C’est l’un des rares cas dans les fables de l’Esope où l’on ne voit qu’un seul protagoniste animal. Le renard, fatigué par la chaleur torride de l’après-midi ensoleillé, remarque une grappe de raisin suspendue à une certaine hauteur. Il les désire tout de suite car ils serviraient bien à étancher sa soif. Il a essayé de faire tout ce qui était possible dans le cadre de ses mesures pour s’emparer du raisin – de la course à pied au saut et au saut à la corde !

Enfin, fatigué d’essayer, il les abandonne enfin, rationalisant son échec en croyant que le raisin était aigre après tout ! A quoi Jean de La Fontaine ajoute une remarque, demandant aux lecteurs, s’il vaut mieux que le renard se contente de ce mensonge, ou qu’il continue à se plaindre de ne pas pouvoir obtenir les raisins ?

Aussi simple que l’histoire puisse paraître, il y a certains aspects qui rendent son interprétation un peu compliquée. Un point qui modifie le sens, ou introduit la possibilité d’une autre interprétation, est l’utilisation du mot  » aigre « . Il est intéressant de noter que le mot grec utilisé dans ce contexte était  » όμφακες εισίν  » (omphakes eisin), qui signifie  » raisins verts « . Cette expression a un double sens, puisqu’elle s’adresse à la fois aux raisins non mûrs et à une femme mineure qui n’est pas assez âgée pour être mariée. Certains spéculateurs suggèrent que le mot  » vert  » a été volontairement remplacé par  » aigre « , en raison de l’ambiguïté sexuelle associée à ce terme.

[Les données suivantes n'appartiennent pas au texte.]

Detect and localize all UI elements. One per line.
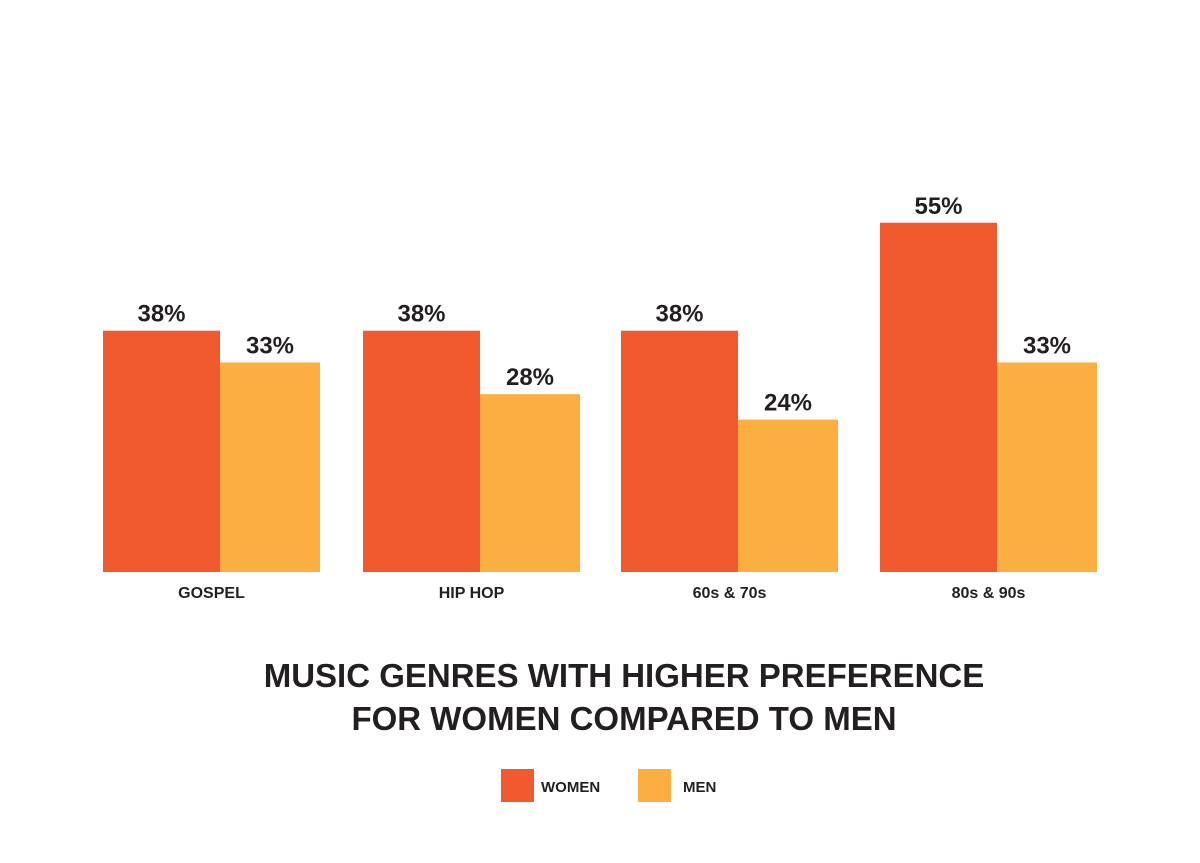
value-labels-group: 38% 33% 38% 28% 38% 24% 55% 33% (137, 193, 1071, 417)
value-label-men-gospel: 33% (246, 332, 294, 359)
chart-title-line-2: FOR WOMEN COMPARED TO MEN (351, 700, 896, 737)
chart-title-line-1: MUSIC GENRES WITH HIGHER PREFERENCE (264, 657, 985, 694)
legend-swatch-women (501, 769, 534, 802)
category-labels-group: GOSPEL HIP HOP 60s & 70s 80s & 90s (178, 585, 1025, 602)
category-label-hip-hop: HIP HOP (439, 585, 505, 602)
bar-women-60s-70s (621, 330, 738, 572)
value-label-men-80s-90s: 33% (1023, 332, 1071, 359)
category-label-60s-70s: 60s & 70s (693, 585, 767, 602)
value-label-women-gospel: 38% (137, 301, 185, 328)
legend-swatch-men (638, 769, 671, 802)
category-label-gospel: GOSPEL (178, 585, 245, 602)
value-label-women-60s-70s: 38% (655, 301, 703, 328)
bars-group (103, 222, 1097, 572)
value-label-women-80s-90s: 55% (914, 193, 962, 220)
legend-label-women: WOMEN (541, 779, 600, 796)
bar-men-gospel (220, 362, 320, 572)
legend-label-men: MEN (683, 779, 716, 796)
bar-men-60s-70s (738, 419, 838, 572)
value-label-men-60s-70s: 24% (764, 390, 812, 417)
bar-women-gospel (103, 330, 220, 572)
category-label-80s-90s: 80s & 90s (952, 585, 1026, 602)
bar-women-80s-90s (880, 222, 997, 572)
value-label-women-hip-hop: 38% (397, 301, 445, 328)
bar-men-80s-90s (997, 362, 1097, 572)
value-label-men-hip-hop: 28% (506, 364, 554, 391)
bar-men-hip-hop (480, 394, 580, 572)
bar-women-hip-hop (363, 330, 480, 572)
legend: WOMEN MEN (501, 769, 716, 802)
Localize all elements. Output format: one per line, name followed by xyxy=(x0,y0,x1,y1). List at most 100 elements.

Néanmoins, la justesse du sens de l’histoire peut être mise en doute, compte tenu du fait que si le renard lâchait les raisins parce qu’ils n’étaient pas mûrs, peut-être pourrait-il penser à revenir à un moment opportun, avec une meilleure stratégie pour les récupérer ?

Morale de l’histoire

La morale largement acceptée associée à ce conte est : « Il est facile de mépriser ce qu’on ne peut obtenir. » Le renard était incapable d’obtenir ce qu’il désirait, pour lequel il consacrait tant de temps et d’efforts, mais tout cela en vain. Enfin, pour rationaliser la situation, il se dit qu’elles étaient de toute façon impropres à la consommation et qu’il vaut mieux passer à autre chose. Cela ne fait que souligner la tendance humaine à accepter une situation d’échec, sans se considérer comme un échec. Nous refusons d’accepter notre incompétence et commençons à dire du mal de l’irréalisable.

A noter que dans certaines versions, il a été mentionné que les raisins semblaient mûrs, il y a donc des chances qu’ils n’étaient pas encore mûrs après tout ! Par conséquent, la morale de cette histoire peut aussi être interprétée comme : « On a tendance à dire du mal de ce qu’on ne peut pas atteindre. »

Si nous examinons cette histoire sous différents angles, nous pourrions peut-être mieux comprendre ce que cette histoire nous enseigne réellement. Tout d’abord, il nous apprend à fixer nos objectifs après mûre réflexion et planification. Le renard a été tenté quand il a vu la grappe de raisin succulente qui était assez bonne pour étancher sa faim/sa soif. Sans se soucier de la façon dont il les obtiendrait, et s’il a les moyens et les compétences pour les obtenir, il a gaspillé son énergie et son temps pour quelque chose d’irréalisable. S’il avait spéculé sur les possibilités de réalisation de cette entreprise, il serait allé ailleurs pour étancher ses désirs.